Characters from other publishing companies were featured in the following issues: First came Tower Comics' T.H.U.N.D.E.R. Agents in #12 (Sept. 1984), with art by Steve Ditko on a back-up story starring NoMan, one of the Agents. Martin L. Greim's company-hopping Thunderbunny starred in #13 (Oct. 1984), in a story also featuring Archie Comics' Mighty Crusaders superhero team. The last issue, #14 (Nov. 1984), teamed the Web and the Jaguar. A "next-issue" box in #14 announced that a planned but ultimately unpublished issue #15 would feature a sword-and sorcery adventure, "The Cat Queen", featuring Catgirl by writer Paul Kupperberg and artist Pat Boyette. The series by then had been canceled, along with the rest of the Archie Adventure Comics" line.
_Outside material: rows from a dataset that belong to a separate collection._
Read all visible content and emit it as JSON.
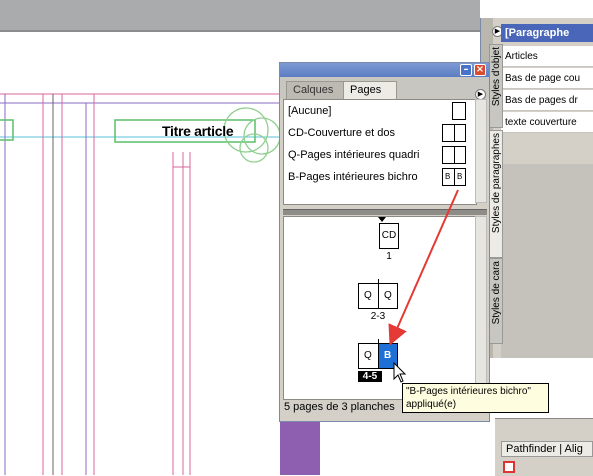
{
  "canvas": {
    "headline": "Titre article"
  },
  "pages_panel": {
    "tabs": [
      "Calques",
      "Pages"
    ],
    "masters": [
      {
        "label": "[Aucune]",
        "icon": "blank-page-icon"
      },
      {
        "label": "CD-Couverture et dos",
        "icon": "spread-page-icon"
      },
      {
        "label": "Q-Pages intérieures quadri",
        "icon": "spread-page-icon"
      },
      {
        "label": "B-Pages intérieures bichro",
        "icon": "spread-page-icon",
        "letters": [
          "B",
          "B"
        ]
      }
    ],
    "pages": [
      {
        "label": "1",
        "letters": [
          "CD"
        ]
      },
      {
        "label": "2-3",
        "letters": [
          "Q",
          "Q"
        ]
      },
      {
        "label": "4-5",
        "letters": [
          "Q",
          "B"
        ]
      }
    ],
    "status": "5 pages de 3 planches"
  },
  "tooltip": {
    "line1": "\"B-Pages intérieures bichro\"",
    "line2": "appliqué(e)"
  },
  "side_tabs": {
    "objets": "Styles d'objet",
    "paragraphes": "Styles de paragraphes",
    "caracteres": "Styles de cara"
  },
  "para_panel": {
    "header": "[Paragraphe",
    "items": [
      "Articles",
      "Bas de page cou",
      "Bas de pages dr",
      "texte couverture"
    ]
  },
  "pathfinder": {
    "tab_label": "Pathfinder",
    "tab2": "Alig"
  },
  "colors": {
    "accent_blue": "#3a5fb8",
    "highlight_blue": "#1e6fd6",
    "arrow_red": "#e53935",
    "guide_magenta": "#d9669e",
    "guide_green": "#5bbf6a"
  }
}
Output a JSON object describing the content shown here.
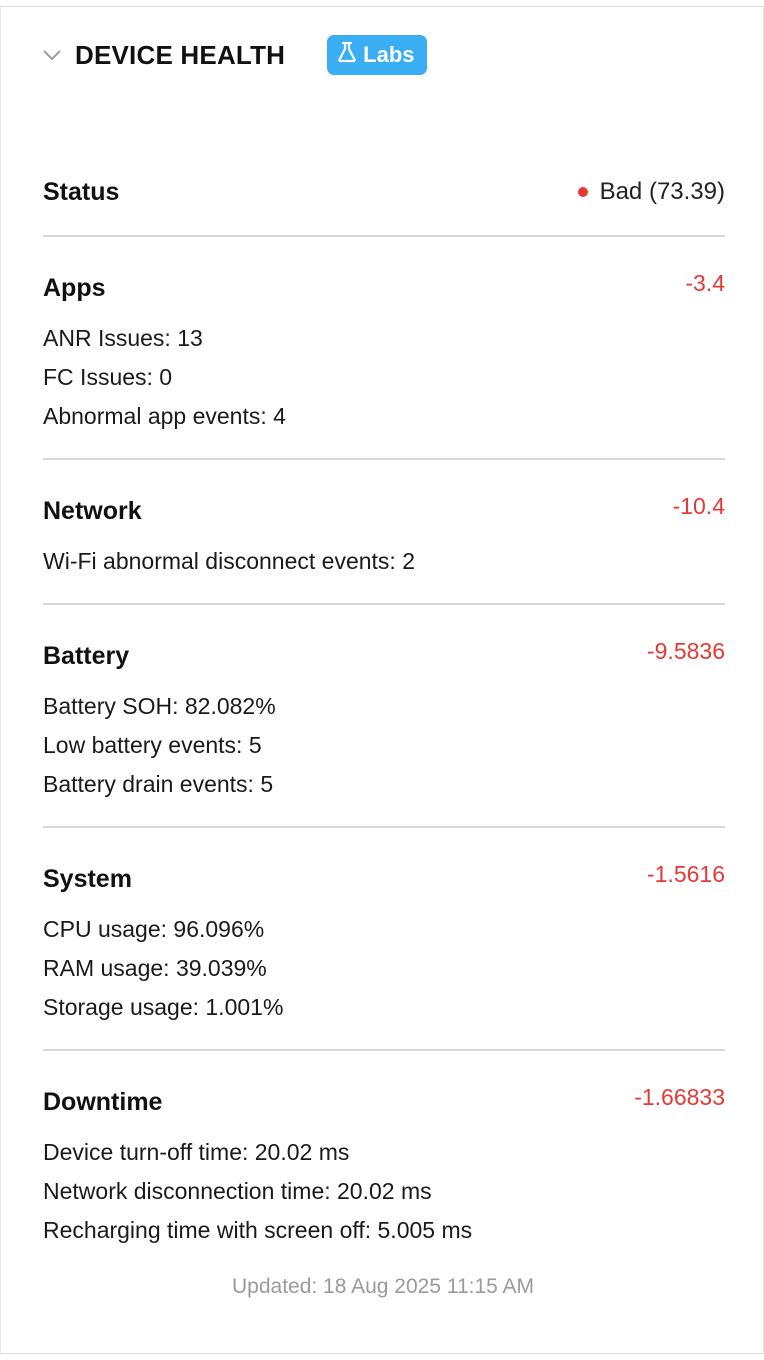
{
  "header": {
    "title": "DEVICE HEALTH",
    "badge_label": "Labs",
    "chevron_icon": "chevron-down-icon",
    "badge_icon": "flask-icon",
    "badge_color": "#3aaef2"
  },
  "status": {
    "label": "Status",
    "value": "Bad (73.39)",
    "indicator_color": "#e53935"
  },
  "sections": [
    {
      "title": "Apps",
      "score": "-3.4",
      "details": [
        "ANR Issues: 13",
        "FC Issues: 0",
        "Abnormal app events: 4"
      ]
    },
    {
      "title": "Network",
      "score": "-10.4",
      "details": [
        "Wi-Fi abnormal disconnect events: 2"
      ]
    },
    {
      "title": "Battery",
      "score": "-9.5836",
      "details": [
        "Battery SOH: 82.082%",
        "Low battery events: 5",
        "Battery drain events: 5"
      ]
    },
    {
      "title": "System",
      "score": "-1.5616",
      "details": [
        "CPU usage: 96.096%",
        "RAM usage: 39.039%",
        "Storage usage: 1.001%"
      ]
    },
    {
      "title": "Downtime",
      "score": "-1.66833",
      "details": [
        "Device turn-off time: 20.02 ms",
        "Network disconnection time: 20.02 ms",
        "Recharging time with screen off: 5.005 ms"
      ]
    }
  ],
  "footer": {
    "updated_text": "Updated: 18 Aug 2025 11:15 AM"
  },
  "colors": {
    "negative_score": "#e53935",
    "divider": "#d8d8d8",
    "muted_text": "#9a9a9a"
  }
}
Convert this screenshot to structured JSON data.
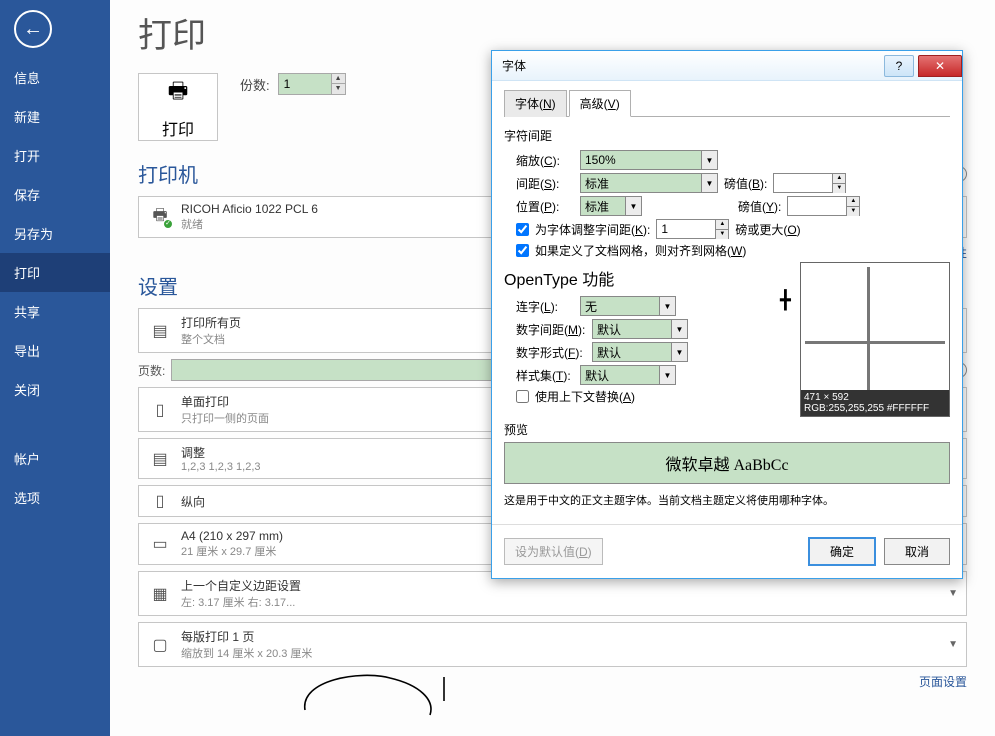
{
  "sidebar": {
    "items": [
      "信息",
      "新建",
      "打开",
      "保存",
      "另存为",
      "打印",
      "共享",
      "导出",
      "关闭"
    ],
    "bottom": [
      "帐户",
      "选项"
    ]
  },
  "print": {
    "title": "打印",
    "printLabel": "打印",
    "copiesLabel": "份数:",
    "copiesValue": "1",
    "printerHeader": "打印机",
    "printerName": "RICOH Aficio 1022 PCL 6",
    "printerStatus": "就绪",
    "printerProps": "打印机属性",
    "settingsHeader": "设置",
    "printAll": {
      "t1": "打印所有页",
      "t2": "整个文档"
    },
    "pagesLabel": "页数:",
    "oneSide": {
      "t1": "单面打印",
      "t2": "只打印一侧的页面"
    },
    "collate": {
      "t1": "调整",
      "t2": "1,2,3    1,2,3    1,2,3"
    },
    "orient": {
      "t1": "纵向",
      "t2": ""
    },
    "paper": {
      "t1": "A4 (210 x 297 mm)",
      "t2": "21 厘米 x 29.7 厘米"
    },
    "margins": {
      "t1": "上一个自定义边距设置",
      "t2": "左:  3.17 厘米   右:  3.17..."
    },
    "perSheet": {
      "t1": "每版打印 1 页",
      "t2": "缩放到 14 厘米 x 20.3 厘米"
    },
    "pageSetup": "页面设置"
  },
  "dialog": {
    "title": "字体",
    "tabFont": "字体(N)",
    "tabAdvanced": "高级(V)",
    "spacingGroup": "字符间距",
    "scaleLabel": "缩放(C):",
    "scaleValue": "150%",
    "spacingLabel": "间距(S):",
    "spacingValue": "标准",
    "pointB": "磅值(B):",
    "posLabel": "位置(P):",
    "posValue": "标准",
    "pointY": "磅值(Y):",
    "kernLabel": "为字体调整字间距(K):",
    "kernValue": "1",
    "kernUnit": "磅或更大(O)",
    "snapGrid": "如果定义了文档网格，则对齐到网格(W)",
    "otTitle": "OpenType 功能",
    "ligLabel": "连字(L):",
    "ligValue": "无",
    "numSpLabel": "数字间距(M):",
    "numSpValue": "默认",
    "numFormLabel": "数字形式(F):",
    "numFormValue": "默认",
    "styleSetLabel": "样式集(T):",
    "styleSetValue": "默认",
    "contextAlt": "使用上下文替换(A)",
    "coord1": "471 × 592",
    "coord2": "RGB:255,255,255 #FFFFFF",
    "previewLabel": "预览",
    "previewText": "微软卓越 AaBbCc",
    "previewDesc": "这是用于中文的正文主题字体。当前文档主题定义将使用哪种字体。",
    "setDefault": "设为默认值(D)",
    "ok": "确定",
    "cancel": "取消"
  }
}
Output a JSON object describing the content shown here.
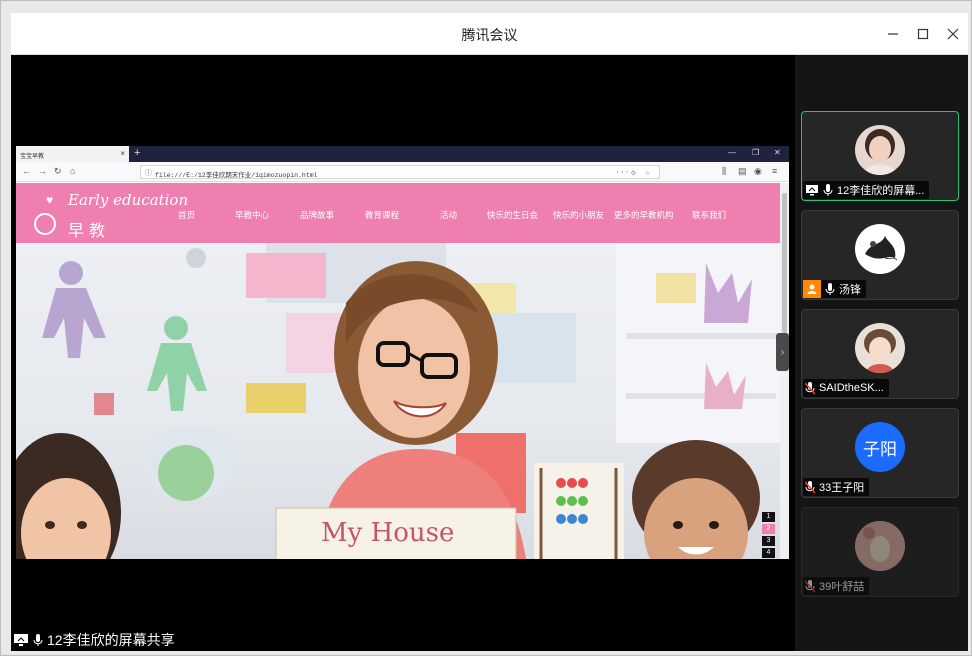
{
  "window": {
    "title": "腾讯会议"
  },
  "browser": {
    "tab_title": "宝宝早教",
    "address": "file:///E:/12李佳欣期末作业/1qimozuopin.html"
  },
  "site": {
    "logo_en": "Early education",
    "logo_zh": "早教",
    "menu": [
      "首页",
      "早教中心",
      "品牌故事",
      "教育课程",
      "活动",
      "快乐的生日会",
      "快乐的小朋友",
      "更多的早教机构",
      "联系我们"
    ],
    "pager": [
      "1",
      "2",
      "3",
      "4"
    ],
    "hero_text": "My House"
  },
  "participants": [
    {
      "name": "12李佳欣的屏幕...",
      "sharing": true,
      "muted": false,
      "avatar": "photo-girl"
    },
    {
      "name": "汤锋",
      "host": true,
      "muted": false,
      "avatar": "ink-painting"
    },
    {
      "name": "SAIDtheSK...",
      "muted": true,
      "avatar": "anime-boy"
    },
    {
      "name": "33王子阳",
      "muted": true,
      "avatar": "initials",
      "initials": "子阳"
    },
    {
      "name": "39叶舒喆",
      "muted": true,
      "dimmed": true,
      "avatar": "cartoon"
    }
  ],
  "share_label": "12李佳欣的屏幕共享",
  "colors": {
    "accent_green": "#1fc37f",
    "site_pink": "#ee7fb0",
    "avatar_blue": "#1a6cff",
    "host_orange": "#ff8a00"
  }
}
== St. John Publications ==
St. John Publications produced six issues of an umbrella series, Blue Ribbon comics, that featured highly disparate contents each issue. It was published from late 1948 to mid-1949, with only issue #4–5 given cover dates (June & Aug. 1949) but postal indicia given as February to August 1949. The series starred the movie studio Terry Toons' talking animal characters Heckle and Jeckle in issues #1 & 3; the romance-themed Diary Secrets in issues #2, 4 & 5 (the last two fully titled Teen-Age Diary Secrets), and, in the final issue, the talking-animal feature "Dinky", starring Dinky Duck.

== Blue Ribbon Fanzine ==
In the 2000s came two issues of a fan publication, Blue Ribbon Fanzine (Nov. 2005 & March 2006), published by Mike Bromberg and dedicated to Blue Ribbon Comics. These reprinted selected Mr. Justice, Captain Flag and Fox stories from the 1940s MLJ Blue Ribbon Comics that were then in the public domain.